Since September, a total of 505 factories across Dongguan have invested 4.2 billion yuan in robots, aiming to replace more than 30,000 workers, according to the Dongguan Economy and Information Technology Bureau.

By 2016, up to 1,500 of the city’s industrial enterprises will began replacing humans with robots.

The provincial authorities of Guangdong said early this year they would spend 943 billion yuan on replacing human labour with robots within the next three years.
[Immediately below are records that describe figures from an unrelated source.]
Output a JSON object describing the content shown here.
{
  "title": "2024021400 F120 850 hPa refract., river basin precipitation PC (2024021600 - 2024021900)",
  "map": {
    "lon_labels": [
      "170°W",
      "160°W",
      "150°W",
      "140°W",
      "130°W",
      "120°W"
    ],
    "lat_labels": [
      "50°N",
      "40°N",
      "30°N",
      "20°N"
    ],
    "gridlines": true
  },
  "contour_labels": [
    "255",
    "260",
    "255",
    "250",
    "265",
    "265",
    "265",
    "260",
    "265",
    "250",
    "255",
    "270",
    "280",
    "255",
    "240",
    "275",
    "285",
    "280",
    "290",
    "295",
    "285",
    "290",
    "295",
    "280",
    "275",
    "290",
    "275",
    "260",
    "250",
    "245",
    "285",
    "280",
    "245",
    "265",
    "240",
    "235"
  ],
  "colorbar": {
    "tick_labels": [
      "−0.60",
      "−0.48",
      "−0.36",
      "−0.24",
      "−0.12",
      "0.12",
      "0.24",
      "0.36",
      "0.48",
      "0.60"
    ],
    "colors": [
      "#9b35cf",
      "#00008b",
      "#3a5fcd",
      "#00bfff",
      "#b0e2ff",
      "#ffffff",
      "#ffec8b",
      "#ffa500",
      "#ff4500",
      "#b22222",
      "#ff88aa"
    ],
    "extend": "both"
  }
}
Cities in the province are handing out annual subsidies of between 200 and 500 million yuan to makers of robots and to manufacturers who install robots on assembly lines.

The provincial capital, Guangzhou, has set a goal of fostering a robot-manufacturing industry with an output value of more than 100 billion yuan by 2020, as well as automating more than 80 per cent of the city’s manufacturing production.

The government of the city of Foshan has said the value of its automation and robotics market would reach 300 billion yuan in five years.

Labour shortages have long troubled the Pearl River Delta region, though the situation has improved slightly in the past few years.

According to Guangdong’s labour department, in March 2015 after the Lunar New Year holiday, the province needed between 600,000 and 800,000 workers. That was about the same as in 2014 but less than the 1 million shortage in 2012.

In the same period in 2010, the shortage had been 2 million.

The period after the Lunar New Year is traditionally the time of greatest labour shortages since most workers in the province are migrants and many do not return to their jobs after going back home for the holiday.